Africane martirizzate, le Sante Perpetua e Felicita si trovano a condividere la stessa sorte e la affrontano con eroiche virtù cristiane.
Le Sante Perpetua e Felicita sono entrambe esempio di fede salda vissuta fino al martirio. Erano i tempi della persecuzione dell’imperatore Settimio Severo, nel III secolo a Cartagine, il luogo dove vivevano queste due donne. Perpetua, figlia di un nobile pagano, aveva 22 anni ed era una matrona perché moglie e madre di un bimbo ancora in fasce.
Felicita era la sua giovane serva ed era incinta. Proprio per questo in un primo momento scampò al martirio, perché la legge romana vietava l’uccisione di una donna in gravidanza. Ma subito dopo aver partorito seguì gli altri compagni nella fede nella tortura e nella morte. Di Perpetua si sa, come riferito dalla Passio che narra di lei e della sua ancella, che era intelligente ed istruita. Come lei anche Felicita era stata conquistata dalla fede in Cristo. Fu proprio Perpetua a scrivere la Passio che riporta le notizie sulla loro persecuzione e lo fece durante il periodo della prigionia.
Un gruppo di cristiani martiri
Le due donne insieme ai cristiani Saturnino, Secondulo e Revocato furono dapprima fermate da un controllo delle guardie imperiali. Quando fu accertato che erano tutti cristiani, furono arrestati. Perpetua racconta ciò che accadde con queste parole: “Fummo messe in prigione e ne rimasi sbigottita, perché non mi ero mai trovata tra tenebre così folte. La sera stessa feci una lunga preghiera e una visione mi apparve. Vedevo una scala d’oro che dalla terra poggiava in cielo, ma così stretta che una sola persona poteva montare. Ai piedi della scalda stava accovacciato un enorme serpente. Vedevo in cima Saturo, e mi invitava a salire: “Vieni, ma bada che il serpente non ti morda”. “Non mi morderà, perché in me è Gesù Cristo”. A questo nome il serpente allungò e si scosse sbarrando la strada, ma gli posi il piede sul dorso come fosse il primo gradino della scala. Da allora abbandonammo ogni speranza in questo mondo”.
Quando furono incarcerati, questi amici erano ancora solo catecumeni. Il loro catechista Saturo non era in città e per questo non fu arrestato. Quando tornò si autodenunciò per raggiungerli e in prigione diede loro il Battesimo. Si dice che tutti loto non pregavano per salvarsi, ma per affrontare il martirio con fede salda.
Due giorni prima della data stabilita per il martirio, il 7 marzo 203, nacque il bimbo di Felicita. Mentre partoriva, un soldato disse a Felicita in tono sprezzante se si sarebbe lamentata ancor di più per i dolori del martirio o per quelli del parto. E lei rispose: “quello che patirò allora non lo patirò io, ma lo soffrirà Gesù per me”. Il Martirologio Romano ricorda che Felicita “nei dolori del parto si lamentava, ma gettata alle fiere era lieta”.

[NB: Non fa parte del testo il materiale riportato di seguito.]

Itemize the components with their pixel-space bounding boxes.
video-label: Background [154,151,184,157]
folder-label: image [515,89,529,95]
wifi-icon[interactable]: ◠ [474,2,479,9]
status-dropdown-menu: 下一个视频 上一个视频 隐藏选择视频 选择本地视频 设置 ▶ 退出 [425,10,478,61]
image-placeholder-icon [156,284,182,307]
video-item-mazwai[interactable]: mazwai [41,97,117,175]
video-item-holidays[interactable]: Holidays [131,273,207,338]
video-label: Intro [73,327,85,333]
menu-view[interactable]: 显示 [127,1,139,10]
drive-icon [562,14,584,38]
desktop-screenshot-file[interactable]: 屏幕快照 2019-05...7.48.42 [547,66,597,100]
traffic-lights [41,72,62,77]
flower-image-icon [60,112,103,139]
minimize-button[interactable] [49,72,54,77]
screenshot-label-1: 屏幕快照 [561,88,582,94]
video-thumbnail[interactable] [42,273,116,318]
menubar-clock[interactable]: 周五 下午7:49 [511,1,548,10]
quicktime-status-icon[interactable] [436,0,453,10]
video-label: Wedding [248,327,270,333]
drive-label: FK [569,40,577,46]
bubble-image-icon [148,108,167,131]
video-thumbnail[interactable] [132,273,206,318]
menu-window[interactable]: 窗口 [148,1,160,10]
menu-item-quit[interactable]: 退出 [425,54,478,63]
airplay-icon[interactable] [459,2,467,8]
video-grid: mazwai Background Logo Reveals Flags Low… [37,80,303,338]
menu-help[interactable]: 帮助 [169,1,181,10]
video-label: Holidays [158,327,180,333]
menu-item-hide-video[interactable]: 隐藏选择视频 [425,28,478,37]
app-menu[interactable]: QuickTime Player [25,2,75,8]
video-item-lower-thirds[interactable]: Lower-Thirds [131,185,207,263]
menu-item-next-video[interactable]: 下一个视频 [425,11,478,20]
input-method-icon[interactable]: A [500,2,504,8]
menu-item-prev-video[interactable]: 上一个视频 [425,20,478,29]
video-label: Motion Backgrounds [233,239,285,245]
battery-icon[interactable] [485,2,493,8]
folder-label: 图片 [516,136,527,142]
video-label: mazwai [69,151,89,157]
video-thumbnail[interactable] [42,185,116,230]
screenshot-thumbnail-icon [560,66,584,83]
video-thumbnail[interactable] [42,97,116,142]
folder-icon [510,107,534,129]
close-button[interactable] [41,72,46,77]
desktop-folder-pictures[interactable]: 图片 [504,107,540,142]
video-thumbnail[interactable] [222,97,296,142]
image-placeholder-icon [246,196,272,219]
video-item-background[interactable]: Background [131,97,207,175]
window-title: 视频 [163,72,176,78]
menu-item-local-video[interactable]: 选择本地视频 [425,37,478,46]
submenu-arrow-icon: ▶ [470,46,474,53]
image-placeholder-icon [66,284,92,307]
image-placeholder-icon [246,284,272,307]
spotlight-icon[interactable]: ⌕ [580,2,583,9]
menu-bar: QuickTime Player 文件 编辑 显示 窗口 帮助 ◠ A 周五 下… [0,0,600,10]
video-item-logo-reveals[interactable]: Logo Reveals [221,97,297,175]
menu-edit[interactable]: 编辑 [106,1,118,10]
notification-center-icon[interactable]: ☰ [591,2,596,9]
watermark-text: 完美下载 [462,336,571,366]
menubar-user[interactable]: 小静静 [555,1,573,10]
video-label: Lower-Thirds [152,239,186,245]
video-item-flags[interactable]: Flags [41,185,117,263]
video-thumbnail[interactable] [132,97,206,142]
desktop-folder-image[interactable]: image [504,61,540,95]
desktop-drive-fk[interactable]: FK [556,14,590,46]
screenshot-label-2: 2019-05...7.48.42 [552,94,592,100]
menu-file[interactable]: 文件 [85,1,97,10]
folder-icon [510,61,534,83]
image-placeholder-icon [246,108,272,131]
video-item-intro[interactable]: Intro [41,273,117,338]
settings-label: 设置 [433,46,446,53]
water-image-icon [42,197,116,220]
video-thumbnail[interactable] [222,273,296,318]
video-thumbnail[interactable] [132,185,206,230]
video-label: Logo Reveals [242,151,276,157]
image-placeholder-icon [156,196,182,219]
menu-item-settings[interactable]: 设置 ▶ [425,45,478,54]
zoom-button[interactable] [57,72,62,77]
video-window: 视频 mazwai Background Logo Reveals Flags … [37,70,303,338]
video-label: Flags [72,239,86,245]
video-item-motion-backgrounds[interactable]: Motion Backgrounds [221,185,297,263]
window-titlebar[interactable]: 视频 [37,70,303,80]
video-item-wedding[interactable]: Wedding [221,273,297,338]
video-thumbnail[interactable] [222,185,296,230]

Liete vanno incontro alla morte
Perpetua prima di essere uccisa incontrò suo padre che le chiede di rinnegare la sua fede per salvarsi. La ricattava mostrandole il bambino e cercando di instillarle il senso di colpa perché lo avrebbe lasciato solo. Ma lei rispose semplicemente: “sono cristiana”.
Fu poi un autore rimasto anonimo a scrivere il racconto delle fasi del martirio nella Passio. Questo gruppo di cristiani condannati a morte venne portato nell’anfiteatro romano dove tutti subirono le torture dei carnefici: li percuotevano con le cinghie di cuoio e uncini di ferro. Li chiamavano “lavati” in riferimento al Battesimo per cui erano stati a contatto con l’acqua e lavati dal peccato.
Perpetua e Felicita furono legate ad una ferocissima mucca cheavrebbe dovuto dilaniarle. Gli altri compagni invece venivano dati in pasto ad altre belve: un leopardo e un orso. In particolare le due sante affrontarono tutto lietamente. Dopo la tortura delle bestie non erano ancora morte e vennero finite con la decapitazione. Il culto di Perpetua e Felicita ebbe una grande diffusione in tutta la cristianità e il loro dies natalis fu inserito nel Depositum martyrum nel 336.